Rich Megginson (richmegginson) wrote,
Rich Megginson

Monitoring epoll events

When doing analysis of daemon processes that use epoll, you may want to take a peek inside the epoll structure. This is available via the /proc/$PID/fdinfo.

  1. Find the process id (PID) of the daemon process e.g. # pidof procname

  2. Find the epoll file descriptor (fd) e.g. # epollfd=`ls -al /proc/$PID/fd | awk '/eventpoll/ {print $9}'`

  3. Dump the information about the epoll fd e.g. # cat /proc/$PID/fdinfo/$epollfd

The information looks like this:
pos:    0
flags:  02000002
tfd:        6 events:       19 data:                6
tfd:       20 events:       19 data:               14
tfd:       21 events:       19 data:               15
tfd:     2446 events:       19 data:              98e
tfd:     1991 events:       19 data:              7c7
tfd:     1065 events:       19 data:              429
tfd:     2444 events:       19 data:              98c

Each tfd is the decimal number of the file descriptor being polled by epoll. The events field is the hex value of the flags specified in the field when calling epoll_ctl. 0x19 is EPOLLIN|EPOLLERR|EPOLLHUP. The data field is the hex value of the tfd decimal value.

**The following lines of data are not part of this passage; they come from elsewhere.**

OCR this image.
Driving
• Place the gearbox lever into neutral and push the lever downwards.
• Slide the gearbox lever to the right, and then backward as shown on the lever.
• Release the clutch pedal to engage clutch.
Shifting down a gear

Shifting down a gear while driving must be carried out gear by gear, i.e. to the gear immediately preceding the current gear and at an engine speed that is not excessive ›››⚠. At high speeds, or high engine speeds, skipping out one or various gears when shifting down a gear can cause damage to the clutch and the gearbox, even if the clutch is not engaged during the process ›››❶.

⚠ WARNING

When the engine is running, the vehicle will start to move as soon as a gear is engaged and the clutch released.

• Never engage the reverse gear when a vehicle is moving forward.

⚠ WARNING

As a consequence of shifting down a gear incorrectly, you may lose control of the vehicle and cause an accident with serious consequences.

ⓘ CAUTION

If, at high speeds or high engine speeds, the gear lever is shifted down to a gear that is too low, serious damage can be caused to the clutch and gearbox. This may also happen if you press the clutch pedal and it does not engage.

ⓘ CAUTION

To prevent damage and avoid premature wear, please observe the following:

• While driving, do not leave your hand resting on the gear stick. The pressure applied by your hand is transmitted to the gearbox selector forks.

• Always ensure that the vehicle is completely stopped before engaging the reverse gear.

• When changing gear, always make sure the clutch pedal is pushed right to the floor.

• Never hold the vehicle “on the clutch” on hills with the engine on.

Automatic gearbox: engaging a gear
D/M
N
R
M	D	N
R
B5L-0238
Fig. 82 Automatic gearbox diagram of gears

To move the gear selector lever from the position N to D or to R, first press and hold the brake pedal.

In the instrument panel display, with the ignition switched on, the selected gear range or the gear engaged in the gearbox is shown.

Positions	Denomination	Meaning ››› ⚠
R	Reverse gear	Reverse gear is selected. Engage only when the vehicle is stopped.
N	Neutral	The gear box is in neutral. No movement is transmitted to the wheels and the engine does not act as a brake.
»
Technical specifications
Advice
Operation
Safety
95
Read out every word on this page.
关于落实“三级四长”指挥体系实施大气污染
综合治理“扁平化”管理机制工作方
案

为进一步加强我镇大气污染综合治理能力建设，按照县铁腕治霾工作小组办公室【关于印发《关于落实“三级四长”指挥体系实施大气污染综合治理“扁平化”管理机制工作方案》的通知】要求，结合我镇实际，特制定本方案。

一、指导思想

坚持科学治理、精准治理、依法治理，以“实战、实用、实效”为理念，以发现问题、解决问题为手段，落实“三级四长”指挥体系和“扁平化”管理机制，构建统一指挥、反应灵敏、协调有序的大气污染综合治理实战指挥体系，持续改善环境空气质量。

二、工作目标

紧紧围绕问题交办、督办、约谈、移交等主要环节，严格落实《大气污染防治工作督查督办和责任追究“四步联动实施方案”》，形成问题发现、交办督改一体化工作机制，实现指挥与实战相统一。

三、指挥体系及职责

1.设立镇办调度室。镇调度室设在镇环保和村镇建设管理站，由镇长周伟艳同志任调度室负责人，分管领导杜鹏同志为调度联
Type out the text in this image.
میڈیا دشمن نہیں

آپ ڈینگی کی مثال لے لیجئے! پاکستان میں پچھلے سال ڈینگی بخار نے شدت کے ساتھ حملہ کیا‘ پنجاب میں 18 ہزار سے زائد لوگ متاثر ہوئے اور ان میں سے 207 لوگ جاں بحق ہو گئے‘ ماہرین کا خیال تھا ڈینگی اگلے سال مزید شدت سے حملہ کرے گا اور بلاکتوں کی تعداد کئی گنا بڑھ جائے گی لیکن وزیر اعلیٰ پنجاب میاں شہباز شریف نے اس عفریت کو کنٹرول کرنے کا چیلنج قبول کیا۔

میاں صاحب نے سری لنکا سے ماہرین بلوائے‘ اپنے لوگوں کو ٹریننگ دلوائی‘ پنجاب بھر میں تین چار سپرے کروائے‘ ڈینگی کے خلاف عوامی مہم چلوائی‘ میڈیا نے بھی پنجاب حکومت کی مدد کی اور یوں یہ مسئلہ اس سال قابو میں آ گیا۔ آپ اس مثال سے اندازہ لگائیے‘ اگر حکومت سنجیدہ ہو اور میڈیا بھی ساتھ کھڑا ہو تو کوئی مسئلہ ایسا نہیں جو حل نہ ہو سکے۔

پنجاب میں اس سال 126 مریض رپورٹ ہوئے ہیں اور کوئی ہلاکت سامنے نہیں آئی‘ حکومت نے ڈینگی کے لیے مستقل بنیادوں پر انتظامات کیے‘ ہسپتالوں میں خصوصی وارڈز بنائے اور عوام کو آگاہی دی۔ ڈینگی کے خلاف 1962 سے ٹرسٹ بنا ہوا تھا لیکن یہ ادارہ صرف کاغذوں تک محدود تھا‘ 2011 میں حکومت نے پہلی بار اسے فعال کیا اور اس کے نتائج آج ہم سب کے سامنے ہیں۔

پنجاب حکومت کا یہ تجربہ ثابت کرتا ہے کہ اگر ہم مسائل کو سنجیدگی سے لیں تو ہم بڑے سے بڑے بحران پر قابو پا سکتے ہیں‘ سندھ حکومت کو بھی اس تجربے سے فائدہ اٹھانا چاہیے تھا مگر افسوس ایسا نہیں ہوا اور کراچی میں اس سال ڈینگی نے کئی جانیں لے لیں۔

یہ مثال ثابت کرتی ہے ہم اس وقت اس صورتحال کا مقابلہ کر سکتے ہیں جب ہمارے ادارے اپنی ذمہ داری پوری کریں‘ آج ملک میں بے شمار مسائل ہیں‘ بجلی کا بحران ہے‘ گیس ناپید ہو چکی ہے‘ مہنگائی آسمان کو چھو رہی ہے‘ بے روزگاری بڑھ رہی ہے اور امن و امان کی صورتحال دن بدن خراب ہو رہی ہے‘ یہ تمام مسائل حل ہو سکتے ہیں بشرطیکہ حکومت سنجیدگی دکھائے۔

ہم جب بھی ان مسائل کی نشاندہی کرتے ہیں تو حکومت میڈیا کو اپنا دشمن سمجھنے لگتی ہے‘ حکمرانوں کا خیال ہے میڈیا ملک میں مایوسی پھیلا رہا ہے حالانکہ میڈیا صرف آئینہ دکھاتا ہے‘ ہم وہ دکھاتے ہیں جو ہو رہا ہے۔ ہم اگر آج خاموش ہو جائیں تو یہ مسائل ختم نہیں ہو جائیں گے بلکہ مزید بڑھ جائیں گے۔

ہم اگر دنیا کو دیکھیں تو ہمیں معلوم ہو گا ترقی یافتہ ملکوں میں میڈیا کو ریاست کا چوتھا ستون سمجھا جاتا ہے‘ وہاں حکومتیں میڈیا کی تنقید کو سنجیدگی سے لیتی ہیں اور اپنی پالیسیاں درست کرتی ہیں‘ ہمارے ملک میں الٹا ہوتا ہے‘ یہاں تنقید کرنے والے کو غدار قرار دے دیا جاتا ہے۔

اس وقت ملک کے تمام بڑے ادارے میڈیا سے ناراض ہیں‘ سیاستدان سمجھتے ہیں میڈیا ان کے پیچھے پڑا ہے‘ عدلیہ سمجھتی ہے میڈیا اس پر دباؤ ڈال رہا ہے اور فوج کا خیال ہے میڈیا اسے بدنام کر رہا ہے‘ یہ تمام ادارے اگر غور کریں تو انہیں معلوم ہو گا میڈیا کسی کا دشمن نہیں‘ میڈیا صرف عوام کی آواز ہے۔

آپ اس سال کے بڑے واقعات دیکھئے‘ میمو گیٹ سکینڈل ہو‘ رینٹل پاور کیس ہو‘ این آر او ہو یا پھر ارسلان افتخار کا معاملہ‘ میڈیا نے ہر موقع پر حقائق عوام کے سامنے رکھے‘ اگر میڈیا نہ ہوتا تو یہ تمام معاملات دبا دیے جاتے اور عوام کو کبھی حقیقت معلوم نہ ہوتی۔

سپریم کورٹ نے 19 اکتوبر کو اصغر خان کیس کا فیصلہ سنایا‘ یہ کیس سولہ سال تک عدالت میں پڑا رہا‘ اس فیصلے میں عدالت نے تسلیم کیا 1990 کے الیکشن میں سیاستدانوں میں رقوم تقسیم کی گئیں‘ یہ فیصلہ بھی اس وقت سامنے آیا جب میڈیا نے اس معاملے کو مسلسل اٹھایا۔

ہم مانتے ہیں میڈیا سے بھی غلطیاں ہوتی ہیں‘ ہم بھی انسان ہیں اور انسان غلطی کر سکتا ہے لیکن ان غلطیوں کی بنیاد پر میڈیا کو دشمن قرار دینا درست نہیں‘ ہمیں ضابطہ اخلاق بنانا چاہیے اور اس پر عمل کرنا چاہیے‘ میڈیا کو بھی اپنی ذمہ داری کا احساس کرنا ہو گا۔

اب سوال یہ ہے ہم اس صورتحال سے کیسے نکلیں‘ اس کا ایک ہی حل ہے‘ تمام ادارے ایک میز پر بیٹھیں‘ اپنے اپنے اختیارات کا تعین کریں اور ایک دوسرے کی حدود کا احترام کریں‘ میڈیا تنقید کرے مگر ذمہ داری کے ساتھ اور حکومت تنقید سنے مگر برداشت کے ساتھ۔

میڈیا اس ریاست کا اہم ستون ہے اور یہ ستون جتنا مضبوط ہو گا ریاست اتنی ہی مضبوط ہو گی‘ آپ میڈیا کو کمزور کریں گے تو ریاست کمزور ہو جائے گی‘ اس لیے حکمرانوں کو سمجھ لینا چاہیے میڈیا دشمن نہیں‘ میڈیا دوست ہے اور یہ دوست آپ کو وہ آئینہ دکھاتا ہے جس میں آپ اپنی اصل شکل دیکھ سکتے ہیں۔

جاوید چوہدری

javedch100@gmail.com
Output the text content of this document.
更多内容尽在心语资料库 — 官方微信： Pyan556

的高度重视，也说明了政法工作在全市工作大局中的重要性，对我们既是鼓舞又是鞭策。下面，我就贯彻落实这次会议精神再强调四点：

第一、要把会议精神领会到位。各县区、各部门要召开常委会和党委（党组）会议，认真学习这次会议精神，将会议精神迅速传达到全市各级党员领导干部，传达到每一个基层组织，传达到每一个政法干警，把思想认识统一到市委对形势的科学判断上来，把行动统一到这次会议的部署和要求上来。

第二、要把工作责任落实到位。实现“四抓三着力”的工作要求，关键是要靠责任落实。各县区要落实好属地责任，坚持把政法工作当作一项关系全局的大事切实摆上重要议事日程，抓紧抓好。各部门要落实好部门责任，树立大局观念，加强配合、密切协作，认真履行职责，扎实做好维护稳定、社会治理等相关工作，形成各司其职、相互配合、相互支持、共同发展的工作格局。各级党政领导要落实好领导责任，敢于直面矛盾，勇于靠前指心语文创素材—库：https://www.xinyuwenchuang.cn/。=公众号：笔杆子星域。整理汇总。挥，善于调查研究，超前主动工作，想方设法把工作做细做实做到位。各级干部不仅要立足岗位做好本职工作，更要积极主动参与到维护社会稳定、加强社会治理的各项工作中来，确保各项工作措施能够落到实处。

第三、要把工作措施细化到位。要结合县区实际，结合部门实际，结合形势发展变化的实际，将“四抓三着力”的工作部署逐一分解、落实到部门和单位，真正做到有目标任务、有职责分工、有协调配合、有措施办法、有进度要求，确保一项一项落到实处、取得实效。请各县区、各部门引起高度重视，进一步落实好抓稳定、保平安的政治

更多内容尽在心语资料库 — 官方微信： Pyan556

If you suspect that your application is leaking file descriptors, and you believe the problem is that the application is adding fds to epoll but never deleting them, you can periodically poll the epoll fdinfo, to look for descriptors that are persistent. You should first figure out which file descriptors your application uses as persistent descriptors e.g. the listener sockets or the eventfd notifier.